Imlunestrant combination efficacy with various therapeutic partners in ESR1-WT and mutant breast cancer xenograft and PDX models. Indicated cell-derived xenografts and PDX breast cancer models were implanted and then treated with imlunestrant alone and in combination with abemaciclib (A), imlunestrant and fulvestrant alone and in combination with abemaciclib (B–D), imlunestrant alone and in combination with alpelisib (E), or imlunestrant alone and in combination with everolimus (F). Tumor volume was measured at indicated time points. The black line represents the treatment period. Statistical analysis is represented in Supplementary Tables S3 and S4. mpk, mg/kg.

Figure 6.

Imlunestrant efficacy in an ER⁺ intracranial breast cancer tumor model.
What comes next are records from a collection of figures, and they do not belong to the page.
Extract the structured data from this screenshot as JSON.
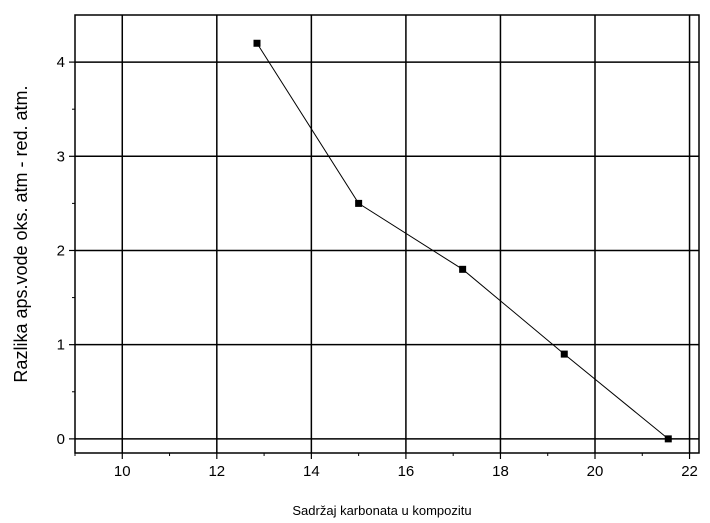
{
  "chart_data": {
    "type": "line",
    "xlabel": "Sadržaj karbonata u kompozitu",
    "ylabel": "Razlika aps.vode oks. atm - red. atm.",
    "xlim": [
      9,
      22.2
    ],
    "ylim": [
      -0.15,
      4.5
    ],
    "xticks": [
      10,
      12,
      14,
      16,
      18,
      20,
      22
    ],
    "yticks": [
      0,
      1,
      2,
      3,
      4
    ],
    "grid": true,
    "series": [
      {
        "x": [
          12.85,
          15.0,
          17.2,
          19.35,
          21.55
        ],
        "values": [
          4.2,
          2.5,
          1.8,
          0.9,
          0.0
        ],
        "marker": "square",
        "color": "#000000"
      }
    ]
  }
}
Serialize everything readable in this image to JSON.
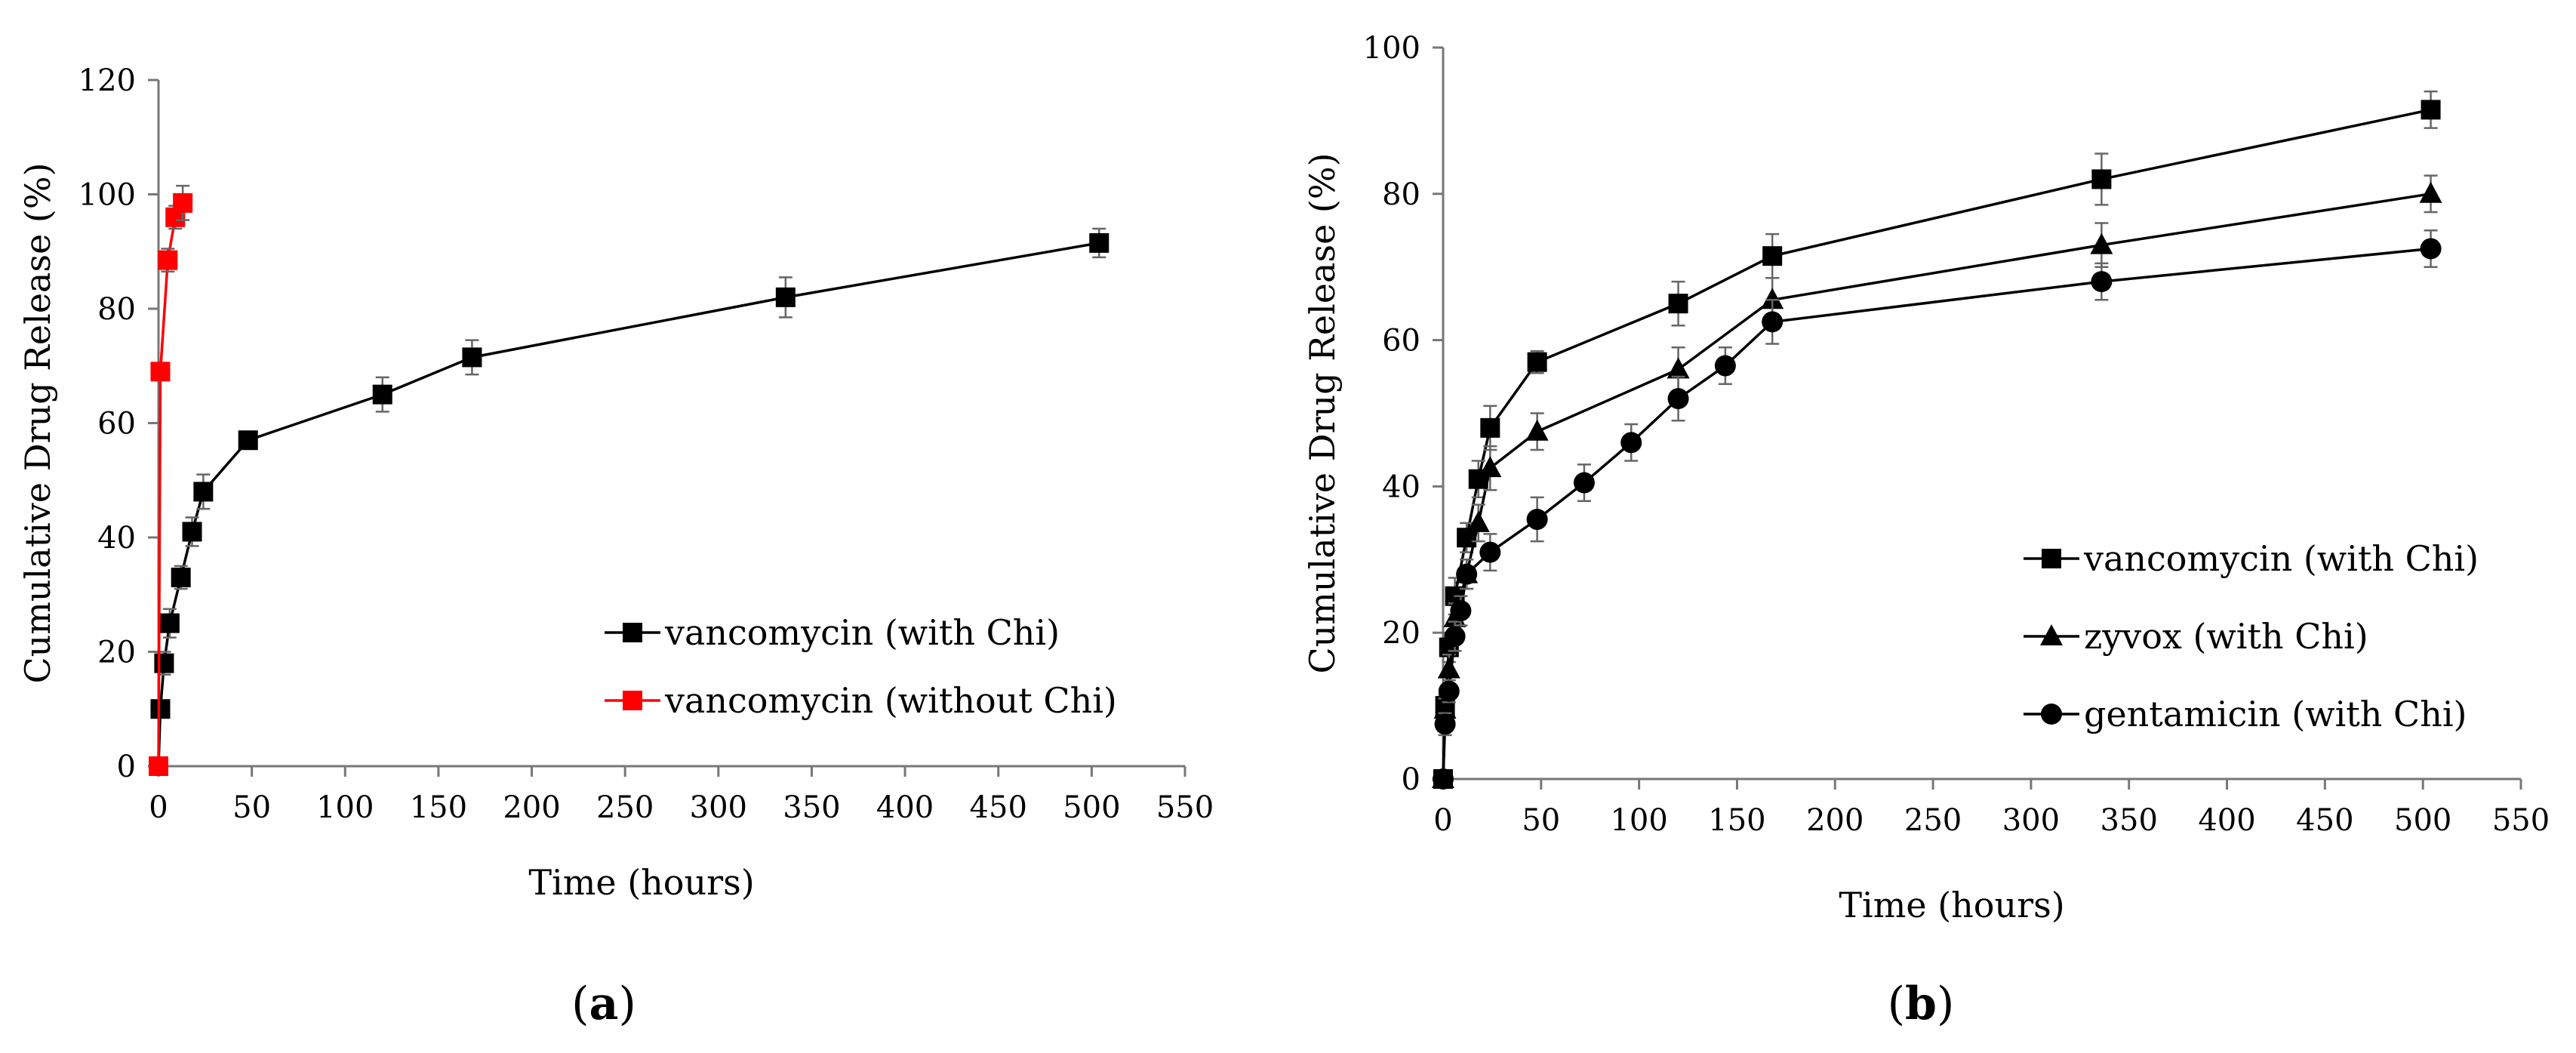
{
  "chart_data": [
    {
      "type": "line",
      "panel_label": "a",
      "xlabel": "Time (hours)",
      "ylabel": "Cumulative Drug Release (%)",
      "xlim": [
        0,
        550
      ],
      "ylim": [
        0,
        120
      ],
      "xticks": [
        0,
        50,
        100,
        150,
        200,
        250,
        300,
        350,
        400,
        450,
        500,
        550
      ],
      "yticks": [
        0,
        20,
        40,
        60,
        80,
        100,
        120
      ],
      "grid": false,
      "legend_position": "center-right",
      "series": [
        {
          "name": "vancomycin (with Chi)",
          "color": "#000000",
          "marker": "square",
          "x": [
            0,
            1,
            3,
            6,
            12,
            18,
            24,
            48,
            120,
            168,
            336,
            504
          ],
          "y": [
            0,
            10,
            18,
            25,
            33,
            41,
            48,
            57,
            65,
            71.5,
            82,
            91.5
          ],
          "error": [
            0,
            1.5,
            2,
            2.5,
            2,
            2.5,
            3,
            1.5,
            3,
            3,
            3.5,
            2.5
          ]
        },
        {
          "name": "vancomycin (without Chi)",
          "color": "#ff0000",
          "marker": "square",
          "x": [
            0,
            1,
            5,
            9,
            13
          ],
          "y": [
            0,
            69,
            88.5,
            96,
            98.5
          ],
          "error": [
            0,
            1.5,
            2,
            2,
            3
          ]
        }
      ]
    },
    {
      "type": "line",
      "panel_label": "b",
      "xlabel": "Time (hours)",
      "ylabel": "Cumulative Drug Release (%)",
      "xlim": [
        0,
        550
      ],
      "ylim": [
        0,
        100
      ],
      "xticks": [
        0,
        50,
        100,
        150,
        200,
        250,
        300,
        350,
        400,
        450,
        500,
        550
      ],
      "yticks": [
        0,
        20,
        40,
        60,
        80,
        100
      ],
      "grid": false,
      "legend_position": "bottom-right",
      "series": [
        {
          "name": "vancomycin (with Chi)",
          "color": "#000000",
          "marker": "square",
          "x": [
            0,
            1,
            3,
            6,
            12,
            18,
            24,
            48,
            120,
            168,
            336,
            504
          ],
          "y": [
            0,
            10,
            18,
            25,
            33,
            41,
            48,
            57,
            65,
            71.5,
            82,
            91.5
          ],
          "error": [
            0,
            1.5,
            2,
            2.5,
            2,
            2.5,
            3,
            1.5,
            3,
            3,
            3.5,
            2.5
          ]
        },
        {
          "name": "zyvox (with Chi)",
          "color": "#000000",
          "marker": "triangle",
          "x": [
            0,
            1,
            3,
            6,
            12,
            18,
            24,
            48,
            120,
            168,
            336,
            504
          ],
          "y": [
            0,
            9.5,
            15,
            22,
            28,
            35,
            42.5,
            47.5,
            56,
            65.5,
            73,
            80
          ],
          "error": [
            0,
            1.5,
            2,
            2,
            2,
            2.5,
            3,
            2.5,
            3,
            3,
            3,
            2.5
          ]
        },
        {
          "name": "gentamicin (with Chi)",
          "color": "#000000",
          "marker": "circle",
          "x": [
            0,
            1,
            3,
            6,
            9,
            12,
            24,
            48,
            72,
            96,
            120,
            144,
            168,
            336,
            504
          ],
          "y": [
            0,
            7.5,
            12,
            19.5,
            23,
            28,
            31,
            35.5,
            40.5,
            46,
            52,
            56.5,
            62.5,
            68,
            72.5
          ],
          "error": [
            0,
            1.5,
            1.5,
            2,
            2,
            2,
            2.5,
            3,
            2.5,
            2.5,
            3,
            2.5,
            3,
            2.5,
            2.5
          ]
        }
      ]
    }
  ]
}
MCF7 cells expressing luciferase (MCF7-luc) were injected into the brains of female immune-deficient mice (n = 10) and treated with the indicated SERD. Mice were monitored and OS (A), individual animal images (collected at day 26, indicating tumor burden; B), and body weight changes (C) were assessed at indicated times. The black line represents the treatment period. D, Nontumor-bearing mice were treated with the indicated SERD orally once daily for 7 days, except for fulvestrant, which was dosed once by s.c. injection. Brains were harvested on day 8, and drug exposure levels were determined. ***, P < 0.001; ****, P < 0.0001 compared with imlunestrant arm.